I found "Acquired Taste" with a bit of research.  At this point, Rhapsody has better inventory than Napster, but at least Napster lists albums in order of release.  Delbert’s new album was atop the list.  I clicked to play it now, and went about my business.  The raucous opening cut sounded like Delbert McClinton, the Texan that the Englishmen fell in love with, but barely tuned in, catching up on e-mail, I wasn’t prepared for what came next.  An intro sound straight off of those twenty year old Bonnie Raitt albums.  Soulful, like someone lived here, that we don’t exist in a world inhabited by machines.  Then came Delbert’s voice.  Like honey dripping on your tongue, I was immediately enraptured.

This is not music the major labels sign, nor know what to do with.  This is the music that made the medium number one in the public’s heart back in the seventies.  In a track you could find humanity, honesty, truth, you had to buy the records to know what was going on, not only in the world, but inside yourself.

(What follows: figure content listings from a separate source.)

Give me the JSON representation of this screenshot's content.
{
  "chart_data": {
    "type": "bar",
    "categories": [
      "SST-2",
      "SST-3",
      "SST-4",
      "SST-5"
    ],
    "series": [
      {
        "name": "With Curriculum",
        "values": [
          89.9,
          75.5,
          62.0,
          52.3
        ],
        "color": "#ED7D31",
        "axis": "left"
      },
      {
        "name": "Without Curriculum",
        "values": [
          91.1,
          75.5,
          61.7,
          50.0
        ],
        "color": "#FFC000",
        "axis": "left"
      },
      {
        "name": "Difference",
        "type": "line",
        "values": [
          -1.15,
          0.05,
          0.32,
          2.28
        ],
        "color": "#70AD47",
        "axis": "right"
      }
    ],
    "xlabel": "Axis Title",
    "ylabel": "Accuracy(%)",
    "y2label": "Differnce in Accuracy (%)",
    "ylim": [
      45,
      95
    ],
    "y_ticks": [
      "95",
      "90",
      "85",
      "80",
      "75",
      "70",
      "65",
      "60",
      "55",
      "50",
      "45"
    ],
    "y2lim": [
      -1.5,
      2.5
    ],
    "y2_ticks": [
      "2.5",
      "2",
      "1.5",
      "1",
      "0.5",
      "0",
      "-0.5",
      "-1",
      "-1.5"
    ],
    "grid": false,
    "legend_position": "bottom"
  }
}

For the last few decades we’ve listened to music thinking about marketability.  Where could we expose it, where could we sell it.  And wanting the widest audience, we ended up with the most homogenous music, it meant nothing, if you wanted truth, you tuned in HBO.

But "Starting A Rumor" reclaims what once was.  Put it on, and even though you might be alone in the house, you feel warm, wrapped up in a blanket, part of something, connected with the singer, the song and society.

I could go on, describing it, but just listen.  If you were around back then, you’ll get it.

Meanwhile, even more fascinating is this YouTube clip from something called Dayton RiverBlast.  With people speaking in the background, Delbert does a killer version despite so many not paying attention.  This is the life of a musician.  Believing in yourself, your material, not letting the audience, the response, get you down.  Delbert looks like your next door neighbor, a guy just emerged from his pickup truck, overheated, going inside to down a few beers.  But underneath it all, is years of experience, talent, he delivers, more than Madonna ever could.  It’s not about outfits, it’s about the music, how it touches you.